Should Pharma Company Pay Punitive Damages?

Should Pharma Company Pay Punitive Damages?

October 8th, 2013 // 2:41 pm @

Should a pharmaceutical company not have to pay out punitive damages for product liability, because the penalty will limit the ability of FDA to enforce its statutory authority? This is something that Novartis hopes that the Supreme Court is going to answer soon. It is not clear if the justices are going to agree to review the issue in the new session. We should know next week.

In an argument for a review, Novartis cited a ruling in 2009 by the USSC about a woman in Vermont who sued Wyeth, which is now part of Pfizer, in state court after she alleged that she suffered damage from one of the company’s drugs. The company tried to cite preemption but this did not work. Preemption is the notion that FDA approval of a medical product will supercede any state law claims regarding efficacy or safety.

This was a big watershed ruling in the drug industry, but Novartis stated that this decision should not apply to punitive damages. The Levine case, named after the plaintiff, Diana Levine, involved just compensatory damages. Novartis is again raising this issue after a case in 2010 where  NC jury made a $13 million award to a family for misconduct regarding punitive damages. However, that was reduced  later to $867,000.

In that particular case, the jury thought that Novartis did not warn about the risks of Zometa and Aredia, which are drugs that strengthen bones. The name of the woman in this case was Rita Fussman.
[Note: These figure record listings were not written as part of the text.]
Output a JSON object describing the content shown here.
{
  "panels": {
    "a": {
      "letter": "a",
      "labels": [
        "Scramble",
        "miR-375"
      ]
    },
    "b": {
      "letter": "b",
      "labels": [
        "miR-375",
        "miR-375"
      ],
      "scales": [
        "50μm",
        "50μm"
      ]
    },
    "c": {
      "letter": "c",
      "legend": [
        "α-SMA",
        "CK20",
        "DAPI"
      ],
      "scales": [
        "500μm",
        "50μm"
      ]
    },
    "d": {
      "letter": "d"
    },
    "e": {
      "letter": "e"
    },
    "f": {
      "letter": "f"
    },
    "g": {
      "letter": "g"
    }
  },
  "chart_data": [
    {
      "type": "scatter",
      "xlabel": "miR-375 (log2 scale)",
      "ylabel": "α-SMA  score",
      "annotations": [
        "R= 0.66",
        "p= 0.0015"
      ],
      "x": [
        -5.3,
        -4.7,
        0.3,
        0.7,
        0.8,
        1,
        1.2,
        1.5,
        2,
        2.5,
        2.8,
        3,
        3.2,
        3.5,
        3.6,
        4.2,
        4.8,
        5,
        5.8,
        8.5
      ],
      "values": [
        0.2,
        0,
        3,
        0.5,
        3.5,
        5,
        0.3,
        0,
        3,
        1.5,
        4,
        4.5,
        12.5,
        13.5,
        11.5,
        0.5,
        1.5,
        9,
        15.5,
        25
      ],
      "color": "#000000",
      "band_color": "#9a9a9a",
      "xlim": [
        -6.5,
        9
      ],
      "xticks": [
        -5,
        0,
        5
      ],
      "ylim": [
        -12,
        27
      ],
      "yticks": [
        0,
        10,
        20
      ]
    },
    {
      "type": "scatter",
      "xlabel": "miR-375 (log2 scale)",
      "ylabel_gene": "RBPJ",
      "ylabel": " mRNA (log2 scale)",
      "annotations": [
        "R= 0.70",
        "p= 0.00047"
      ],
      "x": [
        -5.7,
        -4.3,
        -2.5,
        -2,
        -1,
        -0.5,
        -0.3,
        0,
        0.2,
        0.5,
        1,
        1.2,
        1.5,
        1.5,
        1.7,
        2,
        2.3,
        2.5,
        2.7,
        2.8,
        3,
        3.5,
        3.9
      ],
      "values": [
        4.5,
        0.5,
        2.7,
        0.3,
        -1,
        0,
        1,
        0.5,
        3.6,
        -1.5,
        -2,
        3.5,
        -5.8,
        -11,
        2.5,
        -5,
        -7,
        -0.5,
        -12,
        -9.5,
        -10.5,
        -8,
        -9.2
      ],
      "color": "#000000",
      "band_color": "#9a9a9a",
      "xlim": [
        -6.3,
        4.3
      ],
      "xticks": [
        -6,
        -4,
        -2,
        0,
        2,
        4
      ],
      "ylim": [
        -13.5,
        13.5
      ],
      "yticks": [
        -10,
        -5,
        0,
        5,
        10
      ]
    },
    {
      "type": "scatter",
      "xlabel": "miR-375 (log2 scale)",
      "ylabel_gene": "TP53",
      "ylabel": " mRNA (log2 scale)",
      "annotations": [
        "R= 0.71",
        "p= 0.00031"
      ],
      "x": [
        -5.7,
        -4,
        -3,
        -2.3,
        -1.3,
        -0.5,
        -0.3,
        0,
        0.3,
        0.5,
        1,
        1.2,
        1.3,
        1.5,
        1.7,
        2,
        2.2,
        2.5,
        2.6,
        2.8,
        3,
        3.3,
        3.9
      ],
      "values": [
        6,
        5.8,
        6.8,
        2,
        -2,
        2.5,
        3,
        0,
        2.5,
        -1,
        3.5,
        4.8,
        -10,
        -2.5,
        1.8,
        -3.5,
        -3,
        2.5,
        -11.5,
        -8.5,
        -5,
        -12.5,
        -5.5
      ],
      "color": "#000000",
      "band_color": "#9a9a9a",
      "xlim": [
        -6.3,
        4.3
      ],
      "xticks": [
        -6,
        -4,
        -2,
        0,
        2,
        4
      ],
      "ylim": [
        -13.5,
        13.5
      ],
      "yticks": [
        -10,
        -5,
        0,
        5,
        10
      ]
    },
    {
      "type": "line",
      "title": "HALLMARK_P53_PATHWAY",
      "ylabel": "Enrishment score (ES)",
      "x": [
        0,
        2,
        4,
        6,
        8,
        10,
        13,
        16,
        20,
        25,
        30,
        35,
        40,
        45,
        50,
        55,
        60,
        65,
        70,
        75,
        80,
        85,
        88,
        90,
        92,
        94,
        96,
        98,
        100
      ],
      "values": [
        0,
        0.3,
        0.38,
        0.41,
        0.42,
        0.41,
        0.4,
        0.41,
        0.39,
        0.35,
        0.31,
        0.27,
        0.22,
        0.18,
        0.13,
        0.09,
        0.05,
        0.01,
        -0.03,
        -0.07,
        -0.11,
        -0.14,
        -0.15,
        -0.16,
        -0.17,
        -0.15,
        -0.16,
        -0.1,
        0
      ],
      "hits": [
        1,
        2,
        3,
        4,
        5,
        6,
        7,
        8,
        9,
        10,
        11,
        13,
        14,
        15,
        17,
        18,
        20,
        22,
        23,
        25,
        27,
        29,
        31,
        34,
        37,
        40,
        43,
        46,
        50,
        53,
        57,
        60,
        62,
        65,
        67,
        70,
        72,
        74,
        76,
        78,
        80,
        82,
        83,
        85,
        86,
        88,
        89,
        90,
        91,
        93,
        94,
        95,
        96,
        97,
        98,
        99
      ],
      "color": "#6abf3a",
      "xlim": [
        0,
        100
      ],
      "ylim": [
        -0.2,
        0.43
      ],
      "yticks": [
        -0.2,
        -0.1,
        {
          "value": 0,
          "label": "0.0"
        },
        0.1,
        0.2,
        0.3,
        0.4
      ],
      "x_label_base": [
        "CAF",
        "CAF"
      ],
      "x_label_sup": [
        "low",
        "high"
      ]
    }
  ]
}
A federal court upheld the punitive damages ruling after it saw evidence that may have suggested that Novartis had done a cover up at high levels regarding side effects.
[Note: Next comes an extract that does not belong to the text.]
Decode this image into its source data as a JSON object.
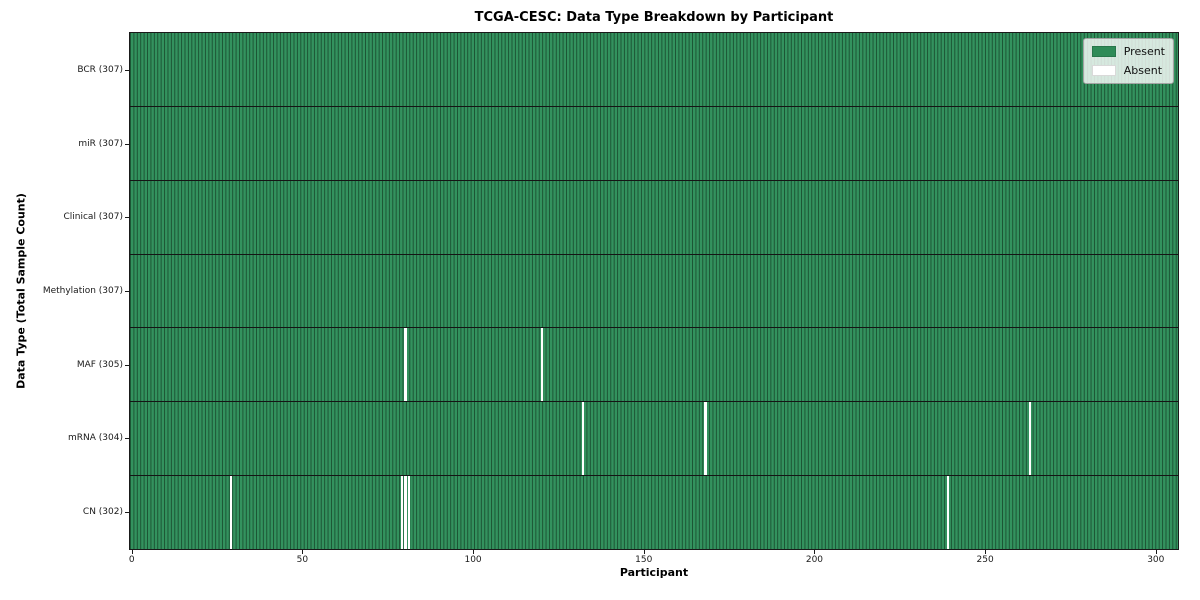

Novartis lost an appeal on that case, but it is now hoping that the USSC will agree that allowing such punitive damages will undermine the FD&C Act, and also calls into question FDA’s ability to enforce proper product labeling and improper behavior done by drug companies.

Novartis has stated that FDA has total discretion to decide how to proceed against a pharmaceutical company that has done some sort of alleged misconduct. Punitive damages will conflict with this federal oversight, by putting enforcement discretion in the hands of plaintiffs, who are acting as a sort of private attorney general.

The legal team for the Fussmans stated that the punitive damages in her case weren’t awarded to punish Novartis for violating FDA rules, but to punish the company for its deception and its disregard for the pain it caused the plaintiff.